Have you ever noticed that customer satisfaction decreases over time?
I think it’s human nature. You may have noticed it as a customer. And you may have noticed you’re your own customers. If not, then you may want to look out for it.
There could be several legitimate reasons.
Sometimes it happens after the honeymoon period. At first it’s fresh, everything is new and exiting. Any high expectations haven’t had time to be dashed. Over time, unmet expectations impact satisfaction to a greater degree. Especially if we haven’t right-sized them into something more realistic. People just forget what the reasons why they selected us in the first place.
Another reason may be that unless we are selling a commodity product, customers have a natural lifetime. If our products and services are outcome based, they may graduate from us when they achieve the outcome. If that’s the case, we wish them well on their journey to whatever is next. We hope that the experience they had of our brand will make them become brand advocates. Even if they stop buying for us.

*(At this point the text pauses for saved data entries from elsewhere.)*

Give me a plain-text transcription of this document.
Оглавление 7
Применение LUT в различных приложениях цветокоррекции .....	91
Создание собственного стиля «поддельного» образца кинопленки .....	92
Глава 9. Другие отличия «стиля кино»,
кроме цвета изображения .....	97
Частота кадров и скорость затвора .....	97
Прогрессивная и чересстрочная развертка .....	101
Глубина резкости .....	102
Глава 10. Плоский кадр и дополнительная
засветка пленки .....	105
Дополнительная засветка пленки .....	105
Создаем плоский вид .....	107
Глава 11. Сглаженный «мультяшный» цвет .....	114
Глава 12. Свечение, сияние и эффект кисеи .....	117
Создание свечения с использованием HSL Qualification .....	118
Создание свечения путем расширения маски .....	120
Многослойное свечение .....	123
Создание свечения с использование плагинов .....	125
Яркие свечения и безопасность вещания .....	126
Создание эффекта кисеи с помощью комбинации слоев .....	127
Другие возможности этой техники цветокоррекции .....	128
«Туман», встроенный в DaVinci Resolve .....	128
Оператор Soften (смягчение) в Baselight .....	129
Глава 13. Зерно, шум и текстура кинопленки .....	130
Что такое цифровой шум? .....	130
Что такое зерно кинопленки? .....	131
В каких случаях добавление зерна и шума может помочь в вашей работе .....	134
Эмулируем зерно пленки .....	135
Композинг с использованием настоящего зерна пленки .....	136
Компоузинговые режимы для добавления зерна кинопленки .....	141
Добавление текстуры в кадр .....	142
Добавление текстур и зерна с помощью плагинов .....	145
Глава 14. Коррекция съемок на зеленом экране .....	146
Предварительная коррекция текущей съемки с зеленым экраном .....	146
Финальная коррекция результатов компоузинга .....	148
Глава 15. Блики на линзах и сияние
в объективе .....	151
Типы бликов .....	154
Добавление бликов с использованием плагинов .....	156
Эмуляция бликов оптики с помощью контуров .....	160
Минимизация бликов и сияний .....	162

The worst reason is it happens because all our attention is spent nurturing new customers, and little attention spent nurturing existing customers. In other words, if they have reasons to not be satisfied. Like, if all our special offers are only for new customers. Or it’s too difficult to communicate with us.
All of these are good reasons to watch out for if satisfaction starts to wane over time. And take some active actions.
I suggest we segment customers by how long they have been with us. Reaching out differently at different stages. Consider when they might graduate from the service level they are at. The right upsell or cross sell could refresh the relationship. Or an offer to get a deal if they are a referral.
Knowing how to segment people over time can be something to learn from the existing behaviour of past customers. Are there noticeable behaviours? Questions they ask? Can we tailor surveys to find out more information? Will mapping the customer journey give a deeper picture of what happens over time? Can we make our processes easier – even looking at off-boarding.
A happy customer should be cherished and needs to be nourished. Likewise, an unhappy ex-customer should be avoided at all costs.
Does this ring true for you? What’s your experience with customer satisfaction changing over time?